Abstract

Metabolic reprogramming is one of the earliest described hallmarks that take place during the transformation of cancer cells. Cancer cells adjust their metabolism to satisfy the demand for energy and biomass precursor required by a proliferative phenotype. The reconstruction of the first genome-scale model of human RECON1 (Duarte et al. , 2007) opened the possibility to simulate human cell metabolism using constraint-based methods. The RECON1 or its latest version Recon3D include all enzymatic reactions and transporters encoded in the genome. However, different cell types express different enzymes and thus the model needs to be contextualized using cell type-specific omic data (Opdam et al. , 2017). Context-specific models are particularly suitable for studying metabolic differences between healthy tissues and cancer cells, and to predict metabolic vulnerabilities in tumours (Agren et al. , 2014). Nonetheless, these methods do not adjust the biomass composition of the cell to fit the demands specific to different cell types and this can lead to prediction errors. Herein we first showed how changes in the biomass definition lead to differences in the prediction of essential genes. We then introduce a novel method to elucidate the dependency between predicted essential gene and the metabolites present in the biomass definition. To elucidate metabolic dependencies specific to each cancer cell line, we apply our approach to the latest human metabolic model and combine these results with CRISPR–Cas9 gene essentiality screens and gene expression data from ~560 cancer cell lines from the Cancer Dependency Map (Meyers et al. , 2017).
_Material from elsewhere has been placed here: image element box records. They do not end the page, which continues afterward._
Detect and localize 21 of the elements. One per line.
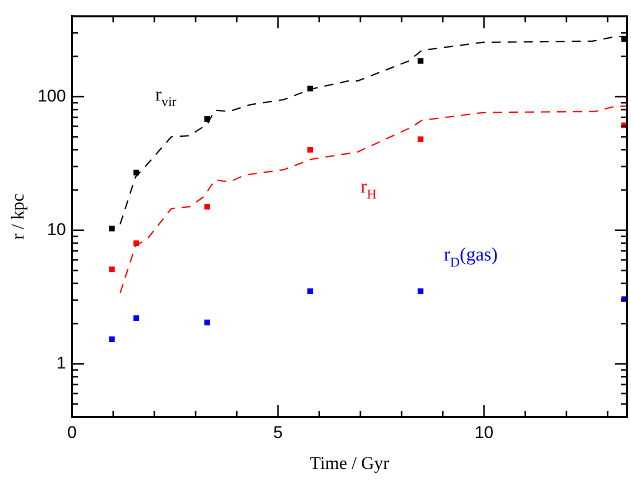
point [133,315,140,321]
point [307,288,313,294]
point [418,288,424,294]
point [109,226,115,232]
x-tick-label: 0 [67,422,77,442]
x-tick-label: 10 [474,422,494,442]
point [204,320,210,326]
y-tick-label: 1 [56,354,66,373]
line-series [120,105,627,294]
point [204,204,210,210]
point [418,136,424,142]
x-tick-label: 5 [273,422,283,442]
y-axis-title: r / kpc [8,194,28,240]
y-tick-label: 10 [47,220,66,239]
point [109,266,115,272]
point [418,58,424,64]
point [204,116,210,122]
point [307,146,313,153]
point [109,336,115,342]
x-axis-title: Time / Gyr [310,452,390,473]
y-tick-label: 100 [38,86,66,106]
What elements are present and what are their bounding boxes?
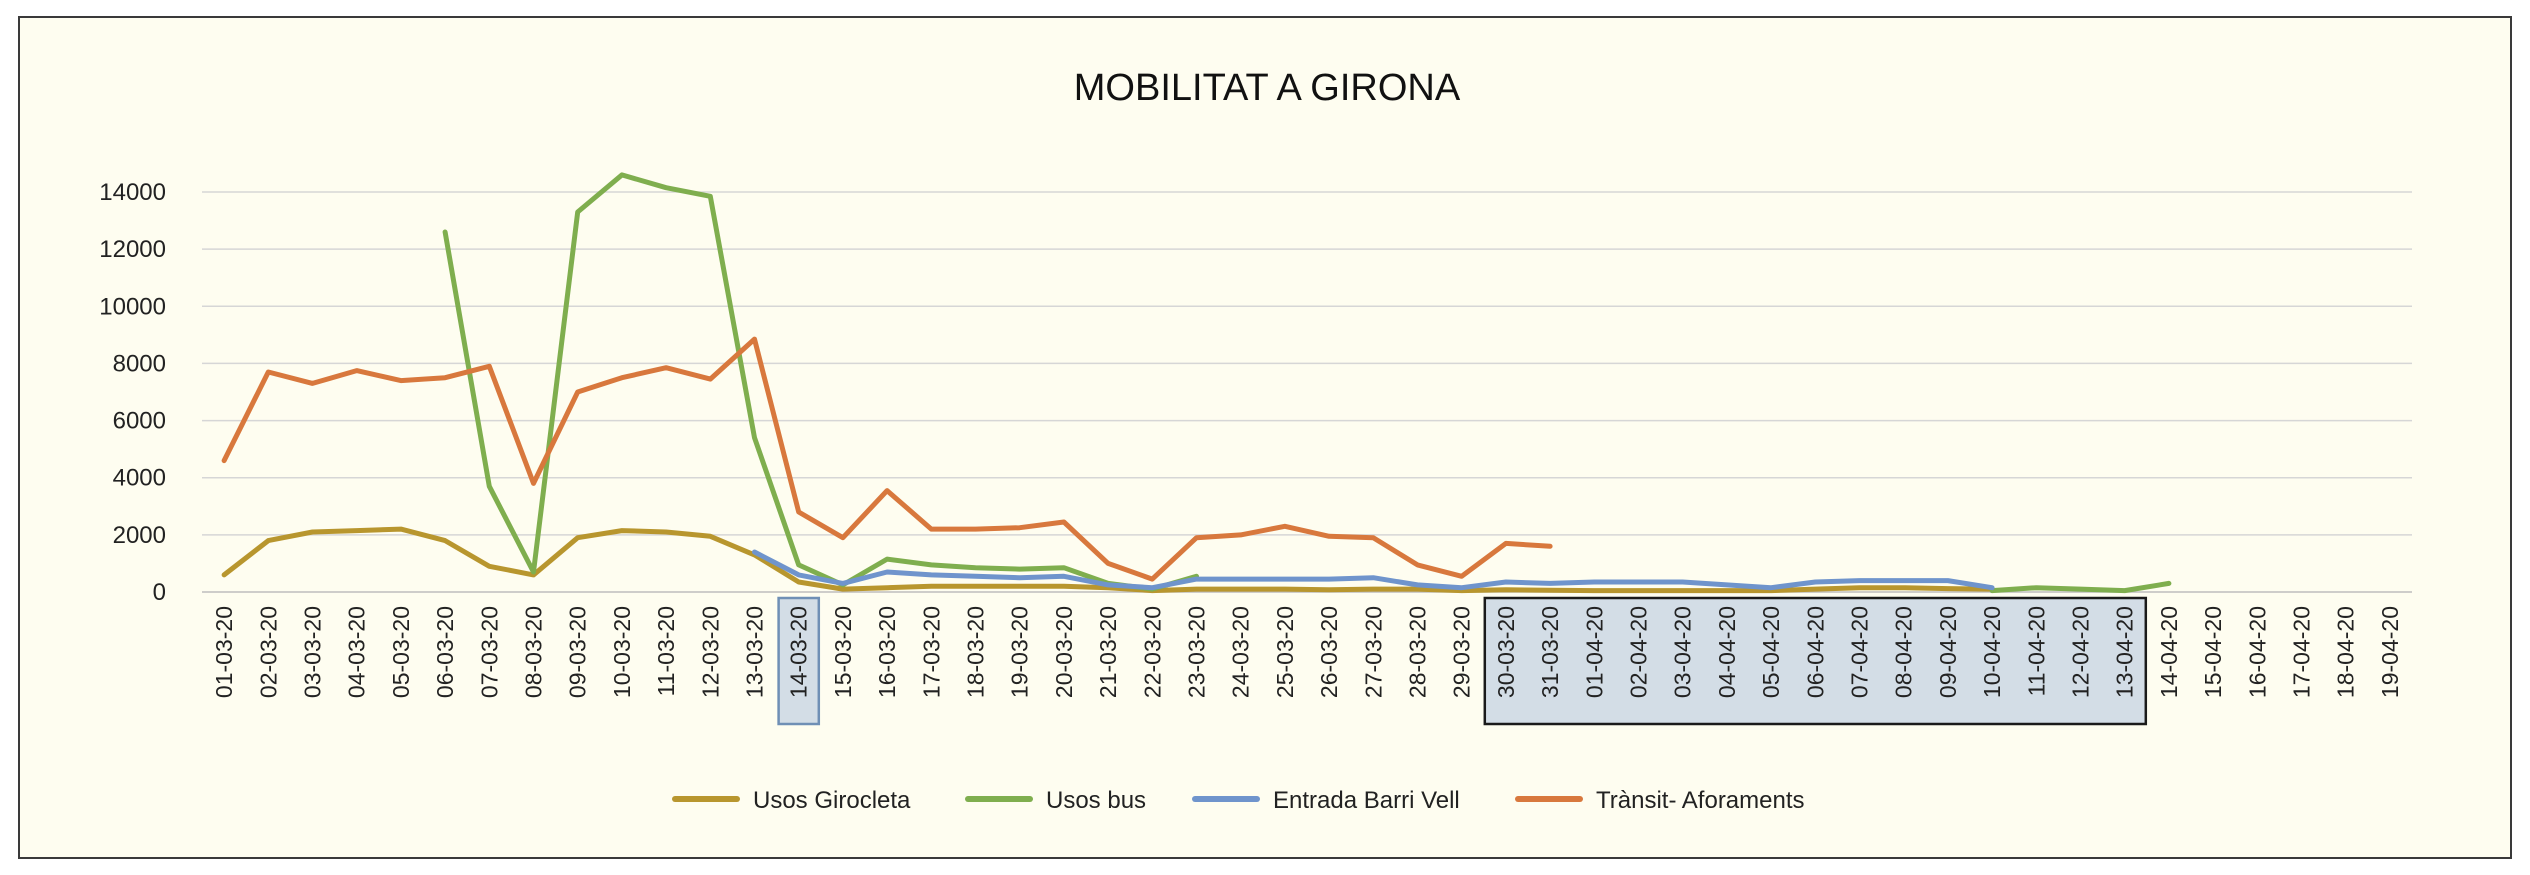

The results showed that most of the universal precursors included in the biomass definition (e.g.nucleotides and membrane lipids) are connected to in-vivo essential genes in the majority of the analyzed cancer cell lines. On the contrary, other metabolites also present in the definition seems to be dispensable in most of the considered cell lines. Finally, we found a group of metabolites that appear to be essential only in subgroups of cell lines. Altogether, we showed that the proposed approach can be used to adjust the biomass equation to specific cancer cell lines and ultimately to improve model predictions.